連理の枝(1)
姉は頑張っているものの、衰弱しているのがわかる。
頑張ると言いながら、姉自身鼓舞しているのだと思う。
「年明けには2分の1成人式が学校であるんだって。早いね、シオリさん。」
ジュンタさんは優しく話しかける。
少し前にかなり痛みがあり、麻薬を調整してもらい姉は少しだけ穏やかに眠っている。
立って歩くことも難しくなり、一日の大半ベッドで横になっている。
「一人一人発表するんだよ。カナタ、張り切ってるからね。シオリさん、体調良くて許可が出たら一緒に見に行こうね。」
少しだけ未来の話を希望なのか祈りなのか、ジュンタさんはゆっくり優しく話している。
私は時々泣きそうになり、その度に病室から離れた。
「イチハ、シオリちゃん、今少し起きてるよ。」
カナタが病室の外にいる私に声をかけた。
私は何とか気持ちを落ち着けて病室に戻る。
「イチハ、カナタ、遅く…ならないうちに…気をつけて…帰りなさいね…。寒いから、暖かく…しなさ…いね。」
姉は息苦しそうに体全体で息をしながら、声を何とか絞り出していた。
そんなときですら私達の心配ばかりする姉に、
「シオリちゃん、イチハはちゃんと連れて帰るから心配しないで。明日もまた来るね。」
カナタは気丈に答えた。
何も言えず姉の手を握る私の手を取り、病室を出た。
「父さんと2人にしてあげて。」
カナタは私の顔を覗きながら、少しだけ笑う。
「きっと今日も遅いと思うから、先にご飯食べとこ。イチハ、大丈夫?」
私の手を握り、私を見上げる。
「手、恥ずかしいんじゃないの?」
私はカナタに話しかける。
「今はいいの。イチハがちゃんと歩けないから引っ張ってるだけ。」
うつ向きながら彼はそう言うと、早足で歩き始める。
私に出来ることをするしかない。
「早く帰ろう。コンビニでおでん買おう。」
私は少しでも姉に安心してもらいたい。
週末は両親が泊まりでこっちに来る。
姉の体調がかなり悪くなり、出来るだけ長く側にいれるよう姉の家に両親が泊まっている。
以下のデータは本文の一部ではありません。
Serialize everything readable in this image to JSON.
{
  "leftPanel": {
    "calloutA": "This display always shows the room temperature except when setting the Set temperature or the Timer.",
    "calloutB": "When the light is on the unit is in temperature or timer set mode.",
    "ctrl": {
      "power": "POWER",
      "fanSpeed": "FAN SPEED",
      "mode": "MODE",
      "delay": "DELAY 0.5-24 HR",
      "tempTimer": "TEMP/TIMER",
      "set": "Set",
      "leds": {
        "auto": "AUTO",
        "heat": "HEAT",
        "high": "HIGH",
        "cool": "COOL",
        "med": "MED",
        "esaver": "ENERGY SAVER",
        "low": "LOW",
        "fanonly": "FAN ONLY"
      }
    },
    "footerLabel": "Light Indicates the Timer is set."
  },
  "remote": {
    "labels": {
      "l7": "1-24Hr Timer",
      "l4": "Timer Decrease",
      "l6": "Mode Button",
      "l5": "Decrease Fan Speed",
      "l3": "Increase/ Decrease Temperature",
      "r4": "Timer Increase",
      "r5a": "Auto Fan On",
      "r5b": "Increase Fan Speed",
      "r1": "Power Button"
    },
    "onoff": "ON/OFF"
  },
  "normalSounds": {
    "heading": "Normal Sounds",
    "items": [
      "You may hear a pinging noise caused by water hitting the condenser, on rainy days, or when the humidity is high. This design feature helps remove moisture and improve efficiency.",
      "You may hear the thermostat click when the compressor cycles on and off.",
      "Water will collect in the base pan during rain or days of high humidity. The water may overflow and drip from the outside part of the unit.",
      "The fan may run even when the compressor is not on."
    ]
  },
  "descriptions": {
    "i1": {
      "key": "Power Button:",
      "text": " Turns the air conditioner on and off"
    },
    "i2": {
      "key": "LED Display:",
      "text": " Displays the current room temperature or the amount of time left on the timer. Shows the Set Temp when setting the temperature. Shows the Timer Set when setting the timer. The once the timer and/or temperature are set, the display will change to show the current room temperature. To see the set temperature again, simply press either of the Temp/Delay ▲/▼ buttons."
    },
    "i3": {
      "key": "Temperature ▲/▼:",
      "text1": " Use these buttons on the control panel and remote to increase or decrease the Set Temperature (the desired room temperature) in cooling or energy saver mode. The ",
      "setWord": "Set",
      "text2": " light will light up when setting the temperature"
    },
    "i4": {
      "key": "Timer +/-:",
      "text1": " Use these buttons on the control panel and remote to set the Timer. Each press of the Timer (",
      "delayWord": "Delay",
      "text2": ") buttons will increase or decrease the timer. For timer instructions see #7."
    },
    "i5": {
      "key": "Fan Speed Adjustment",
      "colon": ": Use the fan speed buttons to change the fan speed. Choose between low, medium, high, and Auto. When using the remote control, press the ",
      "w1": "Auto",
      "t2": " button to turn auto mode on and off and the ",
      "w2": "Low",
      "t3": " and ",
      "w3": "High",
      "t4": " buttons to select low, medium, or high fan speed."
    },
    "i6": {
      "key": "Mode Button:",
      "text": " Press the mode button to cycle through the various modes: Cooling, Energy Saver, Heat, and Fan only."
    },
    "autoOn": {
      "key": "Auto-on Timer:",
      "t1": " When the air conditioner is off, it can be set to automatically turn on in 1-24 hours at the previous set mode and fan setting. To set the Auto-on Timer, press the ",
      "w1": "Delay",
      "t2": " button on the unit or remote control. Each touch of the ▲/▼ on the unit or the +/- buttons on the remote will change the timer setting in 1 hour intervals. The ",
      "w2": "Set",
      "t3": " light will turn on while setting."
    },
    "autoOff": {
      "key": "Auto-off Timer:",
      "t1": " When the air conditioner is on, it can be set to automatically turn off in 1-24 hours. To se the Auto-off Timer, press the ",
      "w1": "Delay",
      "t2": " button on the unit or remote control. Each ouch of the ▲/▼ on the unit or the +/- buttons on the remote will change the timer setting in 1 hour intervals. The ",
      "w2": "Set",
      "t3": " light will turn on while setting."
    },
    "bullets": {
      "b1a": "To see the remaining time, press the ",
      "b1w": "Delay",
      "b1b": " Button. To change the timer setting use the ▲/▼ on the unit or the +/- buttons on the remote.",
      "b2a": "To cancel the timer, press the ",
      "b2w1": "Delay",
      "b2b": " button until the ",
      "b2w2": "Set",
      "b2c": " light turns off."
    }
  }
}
ジュンタさんと順番に休みながら姉の側にいるみたいだ。
この1ヶ月くらいそんな感じで家族が常に緊張している状態で、特に母は参っていた。
私も仕事を終えると姉の家に行き、母の側にいた。
「お母さん、少しでも寝て。連絡あったら起こすから。」
仕事終わりで姉の家に行くと、夕ごはんの片付けをしている母がキッチンにいた。
「イチハもご飯食べるでしょ。」
母がひどく疲れているのがわかる。
「自分で出来るから、少しでも横になってて。片付けもするから。」
私が母を休むように促す。
「何かしてないと落ち着かないから。父さんはカナタくんとお風呂に入ってるからね。そろそろ上がって来ると思う。」
そう言いながら、私のご飯の準備をする。
私は母にかける言葉が思い浮かばなかった。
会話のないリビングにテレビから漏れる音がひどく耳についた。